Noah Building the Ark
Jan (Johannes) Sadeler (1550-1600) came from a talented and successful family of printmakers with an international reputation as their work circulated widely in Europe as well as the Spanish colonies. He began his working life as a damascener – a skilled steel-chiseller – but then moved to Antwerp where he joined the Guild of St Luke in 1572 and worked as a copperplate engraver. There it is believed that he met the artist Maarten de Vos, also a member of the Guild of St Luke. Maarten de Vos was a prolific Flemish painter with a particular interest in historical scenes, primarily religious and mythological scenes. This line engraving of Noah working on his Ark is an excellent example of de Vos’s lively and energetic work and Sadeler’s engraving skill.

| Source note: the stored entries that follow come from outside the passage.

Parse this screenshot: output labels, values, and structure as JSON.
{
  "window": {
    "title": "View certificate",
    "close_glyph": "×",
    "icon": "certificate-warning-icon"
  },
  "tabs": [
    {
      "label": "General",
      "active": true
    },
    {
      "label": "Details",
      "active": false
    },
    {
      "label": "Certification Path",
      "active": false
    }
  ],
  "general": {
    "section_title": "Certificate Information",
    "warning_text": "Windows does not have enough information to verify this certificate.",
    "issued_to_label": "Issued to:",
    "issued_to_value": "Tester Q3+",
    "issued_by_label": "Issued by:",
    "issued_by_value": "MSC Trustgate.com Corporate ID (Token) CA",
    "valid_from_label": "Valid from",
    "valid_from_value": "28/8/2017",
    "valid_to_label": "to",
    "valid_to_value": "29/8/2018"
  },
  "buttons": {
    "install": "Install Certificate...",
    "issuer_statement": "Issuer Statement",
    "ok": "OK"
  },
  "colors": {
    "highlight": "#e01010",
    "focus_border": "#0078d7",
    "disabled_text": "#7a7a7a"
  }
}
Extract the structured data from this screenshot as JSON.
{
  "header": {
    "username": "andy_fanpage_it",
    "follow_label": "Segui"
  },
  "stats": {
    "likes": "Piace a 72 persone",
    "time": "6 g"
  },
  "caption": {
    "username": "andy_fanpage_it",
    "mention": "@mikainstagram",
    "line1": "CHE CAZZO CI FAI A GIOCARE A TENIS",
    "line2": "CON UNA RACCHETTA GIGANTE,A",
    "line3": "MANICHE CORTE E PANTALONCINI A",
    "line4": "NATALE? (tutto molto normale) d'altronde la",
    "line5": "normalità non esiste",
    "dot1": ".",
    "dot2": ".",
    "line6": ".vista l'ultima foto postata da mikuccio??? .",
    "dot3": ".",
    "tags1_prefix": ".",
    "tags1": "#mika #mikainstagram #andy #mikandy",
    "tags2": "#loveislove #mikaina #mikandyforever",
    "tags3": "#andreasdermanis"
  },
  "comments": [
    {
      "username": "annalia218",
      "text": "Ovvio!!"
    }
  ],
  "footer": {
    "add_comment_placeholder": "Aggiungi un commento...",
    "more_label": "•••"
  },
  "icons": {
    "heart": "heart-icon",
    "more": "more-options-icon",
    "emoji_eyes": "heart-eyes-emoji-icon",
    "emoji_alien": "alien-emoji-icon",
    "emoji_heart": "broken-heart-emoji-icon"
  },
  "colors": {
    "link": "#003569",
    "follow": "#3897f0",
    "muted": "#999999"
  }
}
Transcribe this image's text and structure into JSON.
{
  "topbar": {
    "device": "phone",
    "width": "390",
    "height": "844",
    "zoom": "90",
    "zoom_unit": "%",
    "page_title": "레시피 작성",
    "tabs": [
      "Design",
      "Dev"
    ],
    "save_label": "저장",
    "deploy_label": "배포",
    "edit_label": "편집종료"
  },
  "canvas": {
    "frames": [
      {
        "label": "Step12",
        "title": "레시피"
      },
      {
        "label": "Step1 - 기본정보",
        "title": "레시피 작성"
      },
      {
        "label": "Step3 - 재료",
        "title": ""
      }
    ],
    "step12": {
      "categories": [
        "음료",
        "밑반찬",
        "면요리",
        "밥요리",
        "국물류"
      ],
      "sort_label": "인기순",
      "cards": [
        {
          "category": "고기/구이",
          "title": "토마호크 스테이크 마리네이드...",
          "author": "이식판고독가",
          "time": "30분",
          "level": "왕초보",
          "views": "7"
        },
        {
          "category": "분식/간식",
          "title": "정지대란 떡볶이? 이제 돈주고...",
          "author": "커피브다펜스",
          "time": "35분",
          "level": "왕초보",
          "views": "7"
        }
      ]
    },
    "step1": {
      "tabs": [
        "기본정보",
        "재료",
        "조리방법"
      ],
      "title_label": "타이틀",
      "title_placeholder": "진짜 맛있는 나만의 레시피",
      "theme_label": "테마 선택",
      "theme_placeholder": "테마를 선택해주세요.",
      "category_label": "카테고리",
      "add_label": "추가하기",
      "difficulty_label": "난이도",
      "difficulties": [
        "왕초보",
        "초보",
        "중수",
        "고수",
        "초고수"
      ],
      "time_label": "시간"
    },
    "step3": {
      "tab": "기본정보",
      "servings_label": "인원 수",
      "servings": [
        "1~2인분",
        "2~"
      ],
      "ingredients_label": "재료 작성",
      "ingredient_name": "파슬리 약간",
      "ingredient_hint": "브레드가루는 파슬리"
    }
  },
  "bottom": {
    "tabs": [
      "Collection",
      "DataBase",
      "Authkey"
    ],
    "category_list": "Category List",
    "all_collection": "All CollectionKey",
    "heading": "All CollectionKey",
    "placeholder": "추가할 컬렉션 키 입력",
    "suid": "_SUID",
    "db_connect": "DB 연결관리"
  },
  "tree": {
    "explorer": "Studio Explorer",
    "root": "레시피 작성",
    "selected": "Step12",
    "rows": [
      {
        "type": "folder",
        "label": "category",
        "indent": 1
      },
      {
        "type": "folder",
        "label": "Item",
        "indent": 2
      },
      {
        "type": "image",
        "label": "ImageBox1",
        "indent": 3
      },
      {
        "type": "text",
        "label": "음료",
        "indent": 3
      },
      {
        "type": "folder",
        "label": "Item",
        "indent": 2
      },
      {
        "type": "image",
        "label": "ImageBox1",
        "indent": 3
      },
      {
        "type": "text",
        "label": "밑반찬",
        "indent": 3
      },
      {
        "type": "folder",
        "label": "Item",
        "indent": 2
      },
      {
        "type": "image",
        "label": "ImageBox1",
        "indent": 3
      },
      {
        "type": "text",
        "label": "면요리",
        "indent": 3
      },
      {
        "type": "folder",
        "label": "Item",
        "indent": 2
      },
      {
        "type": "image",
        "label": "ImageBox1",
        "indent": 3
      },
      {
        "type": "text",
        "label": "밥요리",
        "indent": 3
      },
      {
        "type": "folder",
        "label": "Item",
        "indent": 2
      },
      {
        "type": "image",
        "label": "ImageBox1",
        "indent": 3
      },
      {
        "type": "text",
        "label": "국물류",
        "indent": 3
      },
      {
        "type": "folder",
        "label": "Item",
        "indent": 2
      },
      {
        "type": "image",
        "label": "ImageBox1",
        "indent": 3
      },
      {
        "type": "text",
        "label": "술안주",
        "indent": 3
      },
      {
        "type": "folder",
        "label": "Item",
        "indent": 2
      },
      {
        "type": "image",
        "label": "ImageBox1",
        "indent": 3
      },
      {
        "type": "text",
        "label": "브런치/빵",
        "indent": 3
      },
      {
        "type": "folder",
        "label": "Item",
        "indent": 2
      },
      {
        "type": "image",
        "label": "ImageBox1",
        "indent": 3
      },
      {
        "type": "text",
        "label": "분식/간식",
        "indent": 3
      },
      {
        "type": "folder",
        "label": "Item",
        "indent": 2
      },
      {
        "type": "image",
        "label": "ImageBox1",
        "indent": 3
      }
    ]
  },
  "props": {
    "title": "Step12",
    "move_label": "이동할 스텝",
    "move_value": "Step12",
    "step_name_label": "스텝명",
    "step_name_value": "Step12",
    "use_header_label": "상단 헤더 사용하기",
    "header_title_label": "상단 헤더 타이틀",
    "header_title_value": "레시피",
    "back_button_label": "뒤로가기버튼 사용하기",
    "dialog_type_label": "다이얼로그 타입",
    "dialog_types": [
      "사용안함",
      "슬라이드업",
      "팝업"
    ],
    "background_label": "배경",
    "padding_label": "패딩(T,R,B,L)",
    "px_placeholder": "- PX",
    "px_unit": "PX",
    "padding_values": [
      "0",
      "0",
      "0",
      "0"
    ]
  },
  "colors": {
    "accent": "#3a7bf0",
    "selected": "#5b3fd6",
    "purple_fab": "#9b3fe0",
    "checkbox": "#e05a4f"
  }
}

Noah’s Ark is the focus of an interesting article published in the Mariner’s Mirror in 1950 ‘Ships of Destiny’ in which the author discusses a personal selection of five ships of seminal significance: Noah’s Ark, an apparently sound structure without propulsion or guidance systems; the Phoenician vessel described by Xenophon, demonstrating impressively efficient stowage and management; William the Conqueror’s ship Mora from representations in the Bayeux Tapestry and a carving in Winchester Cathedral; Columbus’s Santa Maria, with a fuller discussion based on contemporary records; the Chinese junk described by Marco Polo, quoting his full account of the construction, rigging, manning, handling and operation of such vessels. The Chinese junk combines the best features of the others with additional ideas not adopted in Europe until hundreds of years later.